Another occasion when the rabbits were very bad and we were poisoning them right left and centre and if there was much mollestation of the rabbits it would put them off the bait line.  Father caught up with somebody walking around the place shooting rabbits – they were everywhere – and was very polite to him and said what a nice looking gun you’ve got – could I have a look at it please – so the fellow was conned into handing the gun over and he was told to bloody well go.  Again Father took the gun and he had to pay up to some charity to get his gun back.  Life’s what you make it, isn’t it!
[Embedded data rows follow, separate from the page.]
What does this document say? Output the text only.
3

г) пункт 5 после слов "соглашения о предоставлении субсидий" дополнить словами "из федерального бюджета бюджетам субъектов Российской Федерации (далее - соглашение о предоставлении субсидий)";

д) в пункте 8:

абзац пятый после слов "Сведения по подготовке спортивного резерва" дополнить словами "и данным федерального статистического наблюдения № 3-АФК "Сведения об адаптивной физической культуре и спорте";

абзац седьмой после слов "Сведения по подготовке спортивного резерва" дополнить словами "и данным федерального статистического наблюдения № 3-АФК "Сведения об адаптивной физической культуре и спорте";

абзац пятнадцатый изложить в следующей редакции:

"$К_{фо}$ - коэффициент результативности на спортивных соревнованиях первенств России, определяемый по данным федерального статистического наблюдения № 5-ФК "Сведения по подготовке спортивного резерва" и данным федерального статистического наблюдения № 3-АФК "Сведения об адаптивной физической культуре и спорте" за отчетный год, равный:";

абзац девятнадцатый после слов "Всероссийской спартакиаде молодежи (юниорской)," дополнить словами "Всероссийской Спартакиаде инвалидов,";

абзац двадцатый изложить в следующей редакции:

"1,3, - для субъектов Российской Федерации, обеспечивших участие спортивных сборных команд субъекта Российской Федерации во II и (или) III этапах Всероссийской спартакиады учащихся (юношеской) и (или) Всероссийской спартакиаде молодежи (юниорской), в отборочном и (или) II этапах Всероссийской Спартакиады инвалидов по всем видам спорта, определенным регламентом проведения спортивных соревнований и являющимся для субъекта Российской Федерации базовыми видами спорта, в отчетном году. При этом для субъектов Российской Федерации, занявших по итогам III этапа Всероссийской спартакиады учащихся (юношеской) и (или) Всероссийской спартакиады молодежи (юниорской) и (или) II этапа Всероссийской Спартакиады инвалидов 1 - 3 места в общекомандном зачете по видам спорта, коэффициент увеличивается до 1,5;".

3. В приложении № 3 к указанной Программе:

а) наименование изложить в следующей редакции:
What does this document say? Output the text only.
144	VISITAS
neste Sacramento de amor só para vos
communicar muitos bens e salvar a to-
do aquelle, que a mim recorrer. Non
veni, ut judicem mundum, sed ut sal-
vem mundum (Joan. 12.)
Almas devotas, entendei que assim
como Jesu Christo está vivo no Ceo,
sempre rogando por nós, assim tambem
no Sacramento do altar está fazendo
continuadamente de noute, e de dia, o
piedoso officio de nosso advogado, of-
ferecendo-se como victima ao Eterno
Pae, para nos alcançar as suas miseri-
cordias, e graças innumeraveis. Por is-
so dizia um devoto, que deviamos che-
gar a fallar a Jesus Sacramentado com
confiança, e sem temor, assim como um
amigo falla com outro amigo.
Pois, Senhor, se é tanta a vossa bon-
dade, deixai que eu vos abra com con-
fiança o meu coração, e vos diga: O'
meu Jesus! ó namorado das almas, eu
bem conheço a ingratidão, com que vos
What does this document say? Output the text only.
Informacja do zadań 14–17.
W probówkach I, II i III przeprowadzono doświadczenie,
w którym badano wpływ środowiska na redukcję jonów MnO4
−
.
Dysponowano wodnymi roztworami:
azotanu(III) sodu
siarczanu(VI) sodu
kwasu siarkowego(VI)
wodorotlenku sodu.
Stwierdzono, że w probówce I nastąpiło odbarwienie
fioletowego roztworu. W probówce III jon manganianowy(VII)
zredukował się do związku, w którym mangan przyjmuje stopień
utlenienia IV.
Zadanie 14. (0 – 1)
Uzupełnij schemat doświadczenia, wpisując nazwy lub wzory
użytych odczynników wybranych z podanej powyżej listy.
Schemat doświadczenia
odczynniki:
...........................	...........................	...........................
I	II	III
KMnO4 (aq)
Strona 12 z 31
The last poaching incident that we caught – Ben did actually.  He found a sheep with its throat cut, up on the side of the road.  We have alleyways and it was quite easy to catch up with the sheep, and the silly thing was is was the end of September and she was so full in lamb and heavy, that the silly ass that caught the thing

and dragged it up a bit of a slope to the side of the road, found it was far too heavy to lift into the boot of his car that he left it there. Cut it’s throat, left it there for us to find, but he was also good enough to leave a cap which had been handed out to the dairy farmers in the district, so we found that and the police were able to track down who it was, and find he’d also stolen a sheath knife from where he’d been spending the night with his girlfriend, so he was up for the $300, the price of a pregnant ewe. So that was a bit of justice again.

– Yes, it’s nice when you have a win. There are occasions – when I’ve found a neatly rolled-up calf skin and the guts, in behind a stump, and plenty of times when – oh, they’ve shot a couple of 2-tooth ewes down at the woolshed there. One of them must have been injured, I think, and they carried off another one. But we do lose animals like that, and all you can do is thank your lucky stars when you have a win.

– What put paid to the rabbits?

– I think a disease built up because the population grew so fast and furiously. I think that’s what it was – not an introduced disease, calicivirus or anything. I think it must have been because it built up to such a crescendo, and suddenly they are breeding in such profusion, of frequency and numbers, that the litters fell off from 8 to 5, and only two or three times a year. That’s the only explanation I can come up with — but of course we killed millions of them, but that was not what stopped it. The height of it was in the ’45-46 drought, where they like short tucker and dry conditions. Pasture management? – they were managing the pasture, not the farmer. I don’t really think humans can take credit for the subsidence of that plague. They come and go a bit. They’re getting up a bit again now around Patoka because the spring was so dry they have had good reproduction.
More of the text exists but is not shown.